3.3
« Papa, t’es rentré ! » s’écria Léo, avant même que j’aie le temps de faire le moindre pas dans l’appart.
La boule d’énergie me sauta au cou, tripota avec curiosité la carte des SSE qui pendait à mon cou.
« Maman a dit que t’avais changé de travail.
- C’est vrai. Tu me laisses poser mes affaires ?
- Dis, pourquoi tu veux plus faire ton travail ?
- Celui d’avant, tu veux dire ? »
Léo hocha de la tête.
« Je… tu te rappelles, la dame qui pleurait, l’autre jour ?
- Quand t’as parlé devant tout le monde ?
- C’est ça. Si j’ai changé de travail, Léo, c’est parce que je veux l’aider. Elle, et tous les gens qui étaient là avec nous.
- Et tu peux pas les aider à la police ?
- C’est… compliqué. »
Je réfléchis à une parabole en délaçant mes chaussures.
« Léo, t’aimes bien faire des châteaux de sable, pas vrai ?
- Oh, oui ! Beaucoup, même. Avec Piotr, on en fait toute la journée, quand la maîtresse nous emmène à la mer ! Avec des algues, dessus, pour faire joli, et…
- Je sais, t’inquiète pas. Elle m’a montré les photos. Pour répondre à ta question, donc ; imaginons que tu veuilles faire un château très grand, très très grand.
- Comme Maman ?
- Plus encore !
- Grand comment, alors ? »
La question me désarçonna.
« Comme l’appartement, on va dire. »
Ma vraie réponse aurait été de dire que j’en savais rien, que j’allais vouer ma vie à construire un château infinissable, mais je chassai cette idée pour le moment.

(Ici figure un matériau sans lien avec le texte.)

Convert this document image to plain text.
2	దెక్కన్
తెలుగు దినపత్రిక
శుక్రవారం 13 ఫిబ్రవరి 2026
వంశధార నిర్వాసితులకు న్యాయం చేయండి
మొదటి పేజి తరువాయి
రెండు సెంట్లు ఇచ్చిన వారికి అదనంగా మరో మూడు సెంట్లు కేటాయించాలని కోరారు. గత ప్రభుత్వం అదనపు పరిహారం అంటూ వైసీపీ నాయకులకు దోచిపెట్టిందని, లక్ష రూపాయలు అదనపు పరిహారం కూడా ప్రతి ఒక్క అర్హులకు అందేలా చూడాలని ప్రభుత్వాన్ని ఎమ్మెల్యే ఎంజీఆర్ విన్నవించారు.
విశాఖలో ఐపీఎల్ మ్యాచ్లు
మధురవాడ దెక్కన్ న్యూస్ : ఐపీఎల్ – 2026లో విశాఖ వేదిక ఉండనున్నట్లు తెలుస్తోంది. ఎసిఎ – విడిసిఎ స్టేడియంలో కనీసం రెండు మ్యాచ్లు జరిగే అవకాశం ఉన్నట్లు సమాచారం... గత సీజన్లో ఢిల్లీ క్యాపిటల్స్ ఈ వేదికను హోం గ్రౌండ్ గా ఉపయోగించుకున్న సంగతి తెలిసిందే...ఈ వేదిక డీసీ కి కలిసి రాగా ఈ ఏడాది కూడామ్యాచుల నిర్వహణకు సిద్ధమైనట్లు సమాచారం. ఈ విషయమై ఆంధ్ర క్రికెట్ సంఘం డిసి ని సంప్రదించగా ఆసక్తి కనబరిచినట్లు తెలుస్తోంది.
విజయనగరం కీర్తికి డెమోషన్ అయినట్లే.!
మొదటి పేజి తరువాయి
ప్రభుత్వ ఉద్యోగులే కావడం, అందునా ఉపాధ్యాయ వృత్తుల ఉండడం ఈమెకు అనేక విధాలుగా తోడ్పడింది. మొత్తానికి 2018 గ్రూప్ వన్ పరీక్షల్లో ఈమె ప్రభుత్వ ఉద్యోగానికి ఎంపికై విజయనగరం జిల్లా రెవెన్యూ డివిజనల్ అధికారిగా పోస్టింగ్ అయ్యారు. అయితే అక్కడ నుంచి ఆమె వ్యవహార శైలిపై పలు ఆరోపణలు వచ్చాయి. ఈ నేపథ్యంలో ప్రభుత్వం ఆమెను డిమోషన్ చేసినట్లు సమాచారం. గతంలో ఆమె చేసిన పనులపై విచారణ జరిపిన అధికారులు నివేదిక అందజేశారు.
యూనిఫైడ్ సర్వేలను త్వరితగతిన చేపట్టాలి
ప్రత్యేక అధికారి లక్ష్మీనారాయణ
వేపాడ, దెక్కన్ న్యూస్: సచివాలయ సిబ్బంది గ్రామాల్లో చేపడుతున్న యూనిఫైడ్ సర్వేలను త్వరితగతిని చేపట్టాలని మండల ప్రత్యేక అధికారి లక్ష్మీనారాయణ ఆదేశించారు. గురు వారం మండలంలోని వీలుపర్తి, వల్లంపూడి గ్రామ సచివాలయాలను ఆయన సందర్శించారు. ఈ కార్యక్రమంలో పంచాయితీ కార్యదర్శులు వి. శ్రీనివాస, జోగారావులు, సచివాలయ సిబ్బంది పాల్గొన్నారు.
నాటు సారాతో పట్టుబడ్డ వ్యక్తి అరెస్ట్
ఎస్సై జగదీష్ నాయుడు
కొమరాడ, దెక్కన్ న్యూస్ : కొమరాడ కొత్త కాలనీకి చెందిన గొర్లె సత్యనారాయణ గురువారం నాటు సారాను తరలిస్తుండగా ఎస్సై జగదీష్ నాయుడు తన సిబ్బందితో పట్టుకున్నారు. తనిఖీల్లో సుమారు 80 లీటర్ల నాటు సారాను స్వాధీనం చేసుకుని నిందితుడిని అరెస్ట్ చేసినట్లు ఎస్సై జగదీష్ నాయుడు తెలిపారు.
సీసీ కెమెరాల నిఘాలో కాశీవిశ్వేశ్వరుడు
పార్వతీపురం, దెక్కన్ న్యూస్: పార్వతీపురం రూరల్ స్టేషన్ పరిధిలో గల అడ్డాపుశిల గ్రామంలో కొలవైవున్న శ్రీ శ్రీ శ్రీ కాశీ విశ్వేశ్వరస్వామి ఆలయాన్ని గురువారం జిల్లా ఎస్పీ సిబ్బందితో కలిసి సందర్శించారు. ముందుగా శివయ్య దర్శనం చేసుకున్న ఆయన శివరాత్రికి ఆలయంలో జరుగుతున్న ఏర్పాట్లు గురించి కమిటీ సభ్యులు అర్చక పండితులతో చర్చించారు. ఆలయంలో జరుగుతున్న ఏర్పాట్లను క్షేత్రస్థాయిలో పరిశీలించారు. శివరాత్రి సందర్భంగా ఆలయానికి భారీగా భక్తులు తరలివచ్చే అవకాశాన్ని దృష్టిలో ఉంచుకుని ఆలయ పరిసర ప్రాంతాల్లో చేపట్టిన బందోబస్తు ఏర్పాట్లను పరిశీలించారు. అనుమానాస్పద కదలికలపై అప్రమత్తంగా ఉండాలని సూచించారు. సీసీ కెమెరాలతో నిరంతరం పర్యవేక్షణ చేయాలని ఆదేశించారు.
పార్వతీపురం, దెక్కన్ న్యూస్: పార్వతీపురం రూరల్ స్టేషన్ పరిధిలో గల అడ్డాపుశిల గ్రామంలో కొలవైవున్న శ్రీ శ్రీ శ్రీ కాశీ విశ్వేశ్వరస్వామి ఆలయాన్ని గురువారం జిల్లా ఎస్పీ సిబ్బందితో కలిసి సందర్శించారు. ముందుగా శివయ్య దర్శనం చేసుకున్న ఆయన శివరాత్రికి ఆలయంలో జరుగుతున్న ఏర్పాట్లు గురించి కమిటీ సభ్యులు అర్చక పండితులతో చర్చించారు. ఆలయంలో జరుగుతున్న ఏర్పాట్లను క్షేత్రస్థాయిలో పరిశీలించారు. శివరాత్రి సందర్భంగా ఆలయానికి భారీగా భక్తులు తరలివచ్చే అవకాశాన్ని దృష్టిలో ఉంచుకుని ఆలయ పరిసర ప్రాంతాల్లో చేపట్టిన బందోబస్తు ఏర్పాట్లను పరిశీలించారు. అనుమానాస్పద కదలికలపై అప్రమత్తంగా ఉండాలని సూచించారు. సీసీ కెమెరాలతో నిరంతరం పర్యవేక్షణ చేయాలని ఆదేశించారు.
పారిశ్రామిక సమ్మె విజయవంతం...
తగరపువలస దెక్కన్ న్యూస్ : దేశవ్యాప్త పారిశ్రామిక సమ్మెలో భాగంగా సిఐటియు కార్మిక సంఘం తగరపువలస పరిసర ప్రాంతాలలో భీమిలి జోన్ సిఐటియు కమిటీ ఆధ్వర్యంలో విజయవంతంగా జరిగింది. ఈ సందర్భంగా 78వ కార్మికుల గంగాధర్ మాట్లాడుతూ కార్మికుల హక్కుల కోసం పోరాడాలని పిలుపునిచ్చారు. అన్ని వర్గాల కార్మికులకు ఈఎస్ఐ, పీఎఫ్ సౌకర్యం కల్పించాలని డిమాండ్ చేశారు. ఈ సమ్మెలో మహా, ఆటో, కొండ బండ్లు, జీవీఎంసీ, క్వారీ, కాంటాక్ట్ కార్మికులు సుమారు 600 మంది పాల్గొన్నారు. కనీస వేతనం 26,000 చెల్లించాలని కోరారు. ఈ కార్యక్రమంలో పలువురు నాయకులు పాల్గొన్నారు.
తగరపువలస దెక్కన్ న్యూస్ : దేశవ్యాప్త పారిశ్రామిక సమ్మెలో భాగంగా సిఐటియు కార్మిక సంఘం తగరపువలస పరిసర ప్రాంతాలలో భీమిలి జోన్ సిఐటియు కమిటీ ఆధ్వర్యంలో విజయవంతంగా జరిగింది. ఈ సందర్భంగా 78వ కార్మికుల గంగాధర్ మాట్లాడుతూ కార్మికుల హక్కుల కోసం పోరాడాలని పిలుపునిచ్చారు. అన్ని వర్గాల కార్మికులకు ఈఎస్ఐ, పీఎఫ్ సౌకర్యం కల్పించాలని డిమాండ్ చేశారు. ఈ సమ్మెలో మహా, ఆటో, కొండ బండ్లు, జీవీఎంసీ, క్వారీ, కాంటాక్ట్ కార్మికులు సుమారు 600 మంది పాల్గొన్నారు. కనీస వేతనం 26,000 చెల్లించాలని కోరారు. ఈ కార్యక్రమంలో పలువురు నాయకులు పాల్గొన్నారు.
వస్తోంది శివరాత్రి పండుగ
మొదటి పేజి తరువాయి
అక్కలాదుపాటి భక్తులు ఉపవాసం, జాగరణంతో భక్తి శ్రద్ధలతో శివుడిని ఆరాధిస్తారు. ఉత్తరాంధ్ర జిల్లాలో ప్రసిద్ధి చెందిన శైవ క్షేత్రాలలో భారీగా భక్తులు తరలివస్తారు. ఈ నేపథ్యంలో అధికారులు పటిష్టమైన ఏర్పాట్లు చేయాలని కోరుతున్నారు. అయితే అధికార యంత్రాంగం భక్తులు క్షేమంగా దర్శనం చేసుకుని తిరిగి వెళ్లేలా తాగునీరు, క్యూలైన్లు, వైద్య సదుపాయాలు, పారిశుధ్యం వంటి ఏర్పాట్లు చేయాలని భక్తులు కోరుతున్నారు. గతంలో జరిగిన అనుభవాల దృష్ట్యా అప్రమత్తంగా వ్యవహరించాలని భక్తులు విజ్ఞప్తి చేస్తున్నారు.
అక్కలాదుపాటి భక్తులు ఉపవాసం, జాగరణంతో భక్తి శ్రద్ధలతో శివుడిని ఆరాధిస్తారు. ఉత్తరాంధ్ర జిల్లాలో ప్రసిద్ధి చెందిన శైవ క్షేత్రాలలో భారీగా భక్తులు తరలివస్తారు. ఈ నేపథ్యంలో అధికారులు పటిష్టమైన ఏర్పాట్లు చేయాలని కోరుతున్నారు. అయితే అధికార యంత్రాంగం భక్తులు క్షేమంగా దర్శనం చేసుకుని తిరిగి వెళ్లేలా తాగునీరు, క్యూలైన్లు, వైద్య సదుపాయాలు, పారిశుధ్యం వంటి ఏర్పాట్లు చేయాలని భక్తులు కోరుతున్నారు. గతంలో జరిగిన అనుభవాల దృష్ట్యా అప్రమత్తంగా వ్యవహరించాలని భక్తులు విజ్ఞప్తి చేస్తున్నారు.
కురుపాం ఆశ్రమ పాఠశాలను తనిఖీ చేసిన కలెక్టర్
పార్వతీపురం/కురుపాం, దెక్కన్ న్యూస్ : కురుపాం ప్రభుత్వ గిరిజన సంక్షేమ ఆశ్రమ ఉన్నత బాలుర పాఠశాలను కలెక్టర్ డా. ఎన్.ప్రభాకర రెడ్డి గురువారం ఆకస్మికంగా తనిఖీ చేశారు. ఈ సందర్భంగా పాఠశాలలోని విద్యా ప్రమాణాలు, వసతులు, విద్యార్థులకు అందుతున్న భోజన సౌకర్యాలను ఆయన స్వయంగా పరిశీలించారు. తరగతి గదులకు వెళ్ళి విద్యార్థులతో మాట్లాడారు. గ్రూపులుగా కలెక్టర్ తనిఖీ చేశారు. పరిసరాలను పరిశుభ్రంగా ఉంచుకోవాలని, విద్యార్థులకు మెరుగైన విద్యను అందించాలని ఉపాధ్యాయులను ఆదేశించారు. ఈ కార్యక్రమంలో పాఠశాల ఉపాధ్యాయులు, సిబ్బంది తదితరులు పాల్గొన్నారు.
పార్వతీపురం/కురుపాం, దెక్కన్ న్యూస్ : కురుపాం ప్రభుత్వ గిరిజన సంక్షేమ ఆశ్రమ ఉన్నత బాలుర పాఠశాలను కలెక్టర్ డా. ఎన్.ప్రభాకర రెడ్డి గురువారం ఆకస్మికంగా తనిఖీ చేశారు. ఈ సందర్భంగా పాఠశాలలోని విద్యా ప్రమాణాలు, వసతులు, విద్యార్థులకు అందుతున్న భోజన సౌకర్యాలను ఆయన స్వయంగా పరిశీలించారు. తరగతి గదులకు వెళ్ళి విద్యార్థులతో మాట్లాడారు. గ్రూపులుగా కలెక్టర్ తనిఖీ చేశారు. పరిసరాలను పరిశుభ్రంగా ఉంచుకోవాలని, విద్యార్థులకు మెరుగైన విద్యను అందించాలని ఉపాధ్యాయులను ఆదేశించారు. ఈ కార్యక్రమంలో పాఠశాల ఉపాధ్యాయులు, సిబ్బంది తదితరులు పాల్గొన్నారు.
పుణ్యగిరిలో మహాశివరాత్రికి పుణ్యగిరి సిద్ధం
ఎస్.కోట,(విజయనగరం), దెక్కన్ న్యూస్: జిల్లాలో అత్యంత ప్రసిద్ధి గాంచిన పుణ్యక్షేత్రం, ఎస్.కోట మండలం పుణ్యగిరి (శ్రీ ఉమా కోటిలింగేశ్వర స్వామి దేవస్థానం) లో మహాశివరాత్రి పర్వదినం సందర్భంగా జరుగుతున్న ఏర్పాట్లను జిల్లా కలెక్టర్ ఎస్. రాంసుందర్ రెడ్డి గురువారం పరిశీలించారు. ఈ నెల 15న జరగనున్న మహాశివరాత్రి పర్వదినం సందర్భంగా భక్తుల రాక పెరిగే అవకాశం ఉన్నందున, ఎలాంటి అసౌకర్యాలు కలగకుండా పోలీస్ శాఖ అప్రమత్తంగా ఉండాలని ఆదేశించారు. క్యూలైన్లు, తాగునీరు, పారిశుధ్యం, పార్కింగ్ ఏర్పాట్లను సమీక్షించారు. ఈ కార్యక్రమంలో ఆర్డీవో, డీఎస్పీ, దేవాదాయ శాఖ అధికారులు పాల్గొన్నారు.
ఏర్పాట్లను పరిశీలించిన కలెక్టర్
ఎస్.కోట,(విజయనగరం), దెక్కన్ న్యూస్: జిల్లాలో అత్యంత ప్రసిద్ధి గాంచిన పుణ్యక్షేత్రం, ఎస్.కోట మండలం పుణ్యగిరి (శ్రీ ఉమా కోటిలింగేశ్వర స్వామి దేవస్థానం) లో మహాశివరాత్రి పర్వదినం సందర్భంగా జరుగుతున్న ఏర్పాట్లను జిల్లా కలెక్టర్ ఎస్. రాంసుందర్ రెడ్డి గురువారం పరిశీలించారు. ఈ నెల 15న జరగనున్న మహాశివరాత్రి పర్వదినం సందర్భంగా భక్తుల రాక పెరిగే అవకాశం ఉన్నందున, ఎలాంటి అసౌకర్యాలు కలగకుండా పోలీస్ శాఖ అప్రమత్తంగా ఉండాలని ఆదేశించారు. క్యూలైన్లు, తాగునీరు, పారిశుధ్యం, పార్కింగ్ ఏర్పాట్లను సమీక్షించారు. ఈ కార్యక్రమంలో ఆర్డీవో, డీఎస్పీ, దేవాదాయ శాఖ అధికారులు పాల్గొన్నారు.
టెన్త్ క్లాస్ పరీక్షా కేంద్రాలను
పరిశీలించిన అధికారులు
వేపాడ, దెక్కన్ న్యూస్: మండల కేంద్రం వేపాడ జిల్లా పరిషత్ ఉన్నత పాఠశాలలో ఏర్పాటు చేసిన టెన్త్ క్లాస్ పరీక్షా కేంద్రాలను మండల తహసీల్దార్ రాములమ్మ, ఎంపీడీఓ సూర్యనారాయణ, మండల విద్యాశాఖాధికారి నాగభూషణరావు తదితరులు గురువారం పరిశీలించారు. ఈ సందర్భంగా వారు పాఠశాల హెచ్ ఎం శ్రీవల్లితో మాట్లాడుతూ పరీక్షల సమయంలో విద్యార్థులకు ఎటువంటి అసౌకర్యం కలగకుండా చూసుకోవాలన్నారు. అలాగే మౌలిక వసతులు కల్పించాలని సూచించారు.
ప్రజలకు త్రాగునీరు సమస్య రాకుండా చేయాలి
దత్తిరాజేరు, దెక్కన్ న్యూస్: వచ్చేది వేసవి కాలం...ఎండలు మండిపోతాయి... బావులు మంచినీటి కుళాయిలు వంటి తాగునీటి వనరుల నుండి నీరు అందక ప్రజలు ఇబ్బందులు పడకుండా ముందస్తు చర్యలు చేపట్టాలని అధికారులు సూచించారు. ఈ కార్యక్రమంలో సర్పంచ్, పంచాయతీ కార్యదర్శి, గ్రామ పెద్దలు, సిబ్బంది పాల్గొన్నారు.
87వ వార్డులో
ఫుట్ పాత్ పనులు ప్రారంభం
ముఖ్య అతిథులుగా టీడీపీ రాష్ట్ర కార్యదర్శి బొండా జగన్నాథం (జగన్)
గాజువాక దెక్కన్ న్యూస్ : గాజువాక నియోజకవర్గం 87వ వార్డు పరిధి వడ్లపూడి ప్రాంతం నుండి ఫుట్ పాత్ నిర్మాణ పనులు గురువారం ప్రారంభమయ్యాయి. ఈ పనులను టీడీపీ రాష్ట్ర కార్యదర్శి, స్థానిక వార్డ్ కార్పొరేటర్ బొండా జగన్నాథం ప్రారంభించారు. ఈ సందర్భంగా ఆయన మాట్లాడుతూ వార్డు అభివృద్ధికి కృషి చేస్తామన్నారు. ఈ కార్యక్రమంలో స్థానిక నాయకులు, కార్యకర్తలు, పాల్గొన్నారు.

« Ha, oui, ça, c’est un grand château. Et tu veux le faire tout seul ?
- Tout seul ? Non, j’ai des collègues pour ça. Personne ne fait un château si grand sans aide. Bref, supposons que toi aussi tu aies envie de faire un château de la taille de notre appartement… Est-ce que tu penses que tu pourrais y arriver avec ton petit seau Mario ?
- Bah… ça serait quand même un peu long, comme mille jours !
- Ou plus encore ! Tu vois, quand j’étais à la police, on me donnait tout juste un petit seau Mario et une pelle. Autant dire que j’aurais pu y passer… dix mille, peut-être cent mille jours, à le construire, mon château !
- Ohlala, c’est trop long tout ça !
- C’est exactement ce que je me suis dit ! Sauf que là, les trois monsieurs que tu as vus l’autre jour, ils font partie d’un groupe plus important que la police.
- C’est vrai ?
- Beaucoup plus important. Maintenant, c’est fini les seaux Mario et les petites pelles pour moi ; c’est comme si j’avais un gros camion.
- Un camion de sable ? »
Les yeux de Léo brillaient.
« Maintenant, moi, si je le conduis bien, ce camion, je pourrai peut-être faire un château plus grand encore que notre appartement !
- Tu veux dire de la taille de deux appartements ?
- Plus encore ! »
Ça lui en boucha un coin. Tout sourire, il arrêta de parler et alla rejoindre sa mère dans le salon.
« Alors ? » fit Mizuki, en avalant une première bouchée de son ragoût.
Je crois que l’expression qu’adoptèrent ses yeux, à cet instant, restera à jamais dans mon esprit. C’était un regard difficile à décrire, bourré de contradictions, de joie, de tristesse, de curiosité… Ils scintillaient comme des joyaux sans cesse changeants.
C’était comme si Mizuki s’était faufilée à l’intérieur de mon âme, scrutant les moindres recoins. Je savais que je n’avais même pas besoin de répondre.
Alors je souris et me tus.
Mizuki sembla se rasséréner. Elle fit silence de même et dégusta tranquillement son plat, en jetant des coups d’œil à mon uniforme qui dépassait de mon sac de toile, accroché au porte-manteau.
Après le repas, je fis ses leçons à Léo et partis me coucher de bonne heure. Rien de plus fatigant qu’un premier jour.